Don't misunderstand, I am not arguing with you about what SS has become (they spent the money on other things - and now it is possible it'll become underfunded, although they can mitigate that by moving the age goalposts for example). But, and perhaps this is semantics, it isn't a transfer payment like the other examples you gave. You may hate SS for what it is (or has become), but to say we didn't work our butts off for it - is disingenuous.

Scott Grannis said...

Shane, consider this: When an insurance company from which you bought an annuity or a life insurance policy makes contractual payments, that most certainly is not a transfer payment, because the company took your money and invested it with the goal of earning enough on its investment to meet its future obligations. It’s a return on investment. But when the government collects FICA payments from workers and uses that money to fund other government obligations it’s very different. The government must tax someone, or borrow the money, in order to make the payments to you. The government effectively takes money from someone’s pocket and puts it in your pocket. It’s a transfer, no investment involved. Without investment, the economy cannot grow and prosper.

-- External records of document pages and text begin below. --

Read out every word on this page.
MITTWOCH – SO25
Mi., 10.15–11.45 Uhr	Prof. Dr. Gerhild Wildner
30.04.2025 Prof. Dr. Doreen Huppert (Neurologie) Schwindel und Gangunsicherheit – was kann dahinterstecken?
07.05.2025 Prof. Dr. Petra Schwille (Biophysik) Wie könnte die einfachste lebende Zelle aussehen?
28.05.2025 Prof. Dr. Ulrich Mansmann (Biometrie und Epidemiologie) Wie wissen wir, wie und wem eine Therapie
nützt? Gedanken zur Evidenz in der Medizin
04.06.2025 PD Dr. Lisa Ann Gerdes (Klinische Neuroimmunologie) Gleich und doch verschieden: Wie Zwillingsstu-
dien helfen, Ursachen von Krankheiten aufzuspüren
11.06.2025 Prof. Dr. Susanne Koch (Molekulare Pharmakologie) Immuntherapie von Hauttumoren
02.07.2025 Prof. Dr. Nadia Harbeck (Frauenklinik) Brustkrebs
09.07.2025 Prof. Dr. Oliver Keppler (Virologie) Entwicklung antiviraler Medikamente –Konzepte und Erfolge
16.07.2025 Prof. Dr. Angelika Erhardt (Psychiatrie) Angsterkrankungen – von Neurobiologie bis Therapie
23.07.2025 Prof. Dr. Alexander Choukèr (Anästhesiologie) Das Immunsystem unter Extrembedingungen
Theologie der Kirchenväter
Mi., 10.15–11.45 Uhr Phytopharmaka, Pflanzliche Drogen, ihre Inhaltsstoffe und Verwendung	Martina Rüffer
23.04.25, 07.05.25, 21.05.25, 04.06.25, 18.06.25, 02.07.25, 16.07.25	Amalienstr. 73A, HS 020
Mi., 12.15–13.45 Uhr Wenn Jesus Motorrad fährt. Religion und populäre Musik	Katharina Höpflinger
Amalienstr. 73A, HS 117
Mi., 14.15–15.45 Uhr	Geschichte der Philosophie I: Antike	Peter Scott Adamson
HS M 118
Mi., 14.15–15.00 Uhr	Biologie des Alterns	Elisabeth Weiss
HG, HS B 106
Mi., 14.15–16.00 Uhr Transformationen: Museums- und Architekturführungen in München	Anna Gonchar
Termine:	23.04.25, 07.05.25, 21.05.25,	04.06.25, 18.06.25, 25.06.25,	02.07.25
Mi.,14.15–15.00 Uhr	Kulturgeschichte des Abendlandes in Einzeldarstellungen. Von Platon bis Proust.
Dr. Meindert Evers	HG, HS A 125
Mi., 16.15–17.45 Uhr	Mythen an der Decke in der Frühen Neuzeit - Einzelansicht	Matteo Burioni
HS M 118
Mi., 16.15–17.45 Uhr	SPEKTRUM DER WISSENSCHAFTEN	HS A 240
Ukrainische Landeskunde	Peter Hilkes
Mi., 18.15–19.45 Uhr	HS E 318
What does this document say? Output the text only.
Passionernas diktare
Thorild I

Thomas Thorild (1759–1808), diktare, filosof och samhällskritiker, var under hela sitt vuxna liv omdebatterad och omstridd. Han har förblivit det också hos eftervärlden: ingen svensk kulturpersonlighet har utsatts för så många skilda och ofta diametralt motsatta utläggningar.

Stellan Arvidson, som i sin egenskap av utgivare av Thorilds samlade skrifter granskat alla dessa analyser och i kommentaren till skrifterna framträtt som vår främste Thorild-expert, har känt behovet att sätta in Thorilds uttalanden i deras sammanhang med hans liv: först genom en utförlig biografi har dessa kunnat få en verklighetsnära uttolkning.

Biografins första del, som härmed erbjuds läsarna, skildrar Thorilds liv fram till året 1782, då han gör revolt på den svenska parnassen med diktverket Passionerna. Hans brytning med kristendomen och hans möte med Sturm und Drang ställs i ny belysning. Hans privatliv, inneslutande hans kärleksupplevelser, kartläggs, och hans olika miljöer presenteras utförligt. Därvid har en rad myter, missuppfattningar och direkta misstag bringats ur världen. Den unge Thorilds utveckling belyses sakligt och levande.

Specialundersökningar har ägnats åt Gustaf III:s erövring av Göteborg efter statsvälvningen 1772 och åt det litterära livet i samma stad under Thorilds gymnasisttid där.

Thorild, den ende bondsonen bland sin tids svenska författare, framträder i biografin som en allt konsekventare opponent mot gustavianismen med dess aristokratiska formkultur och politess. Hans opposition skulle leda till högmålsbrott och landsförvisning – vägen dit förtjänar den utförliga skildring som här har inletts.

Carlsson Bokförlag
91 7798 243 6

Taking money from one pocket and putting it another doesn’t create prosperity, just as digging a hole and filling it up again doesn’t amount to productive activity.

Sadly, you worked very hard for your money, but unfortunately, the government is a very poor steward of your money. If you had invested your FICA contributions in a simple equity index fund, your retirement benefits would be multiples of what it will (with luck) be when you retire with SS.

Rick W said...

Lockdowns, school closures, forced vaccinations and other Draconian methods were not about controlling the virus. They were about controlling us. Stand ready for the next crisis.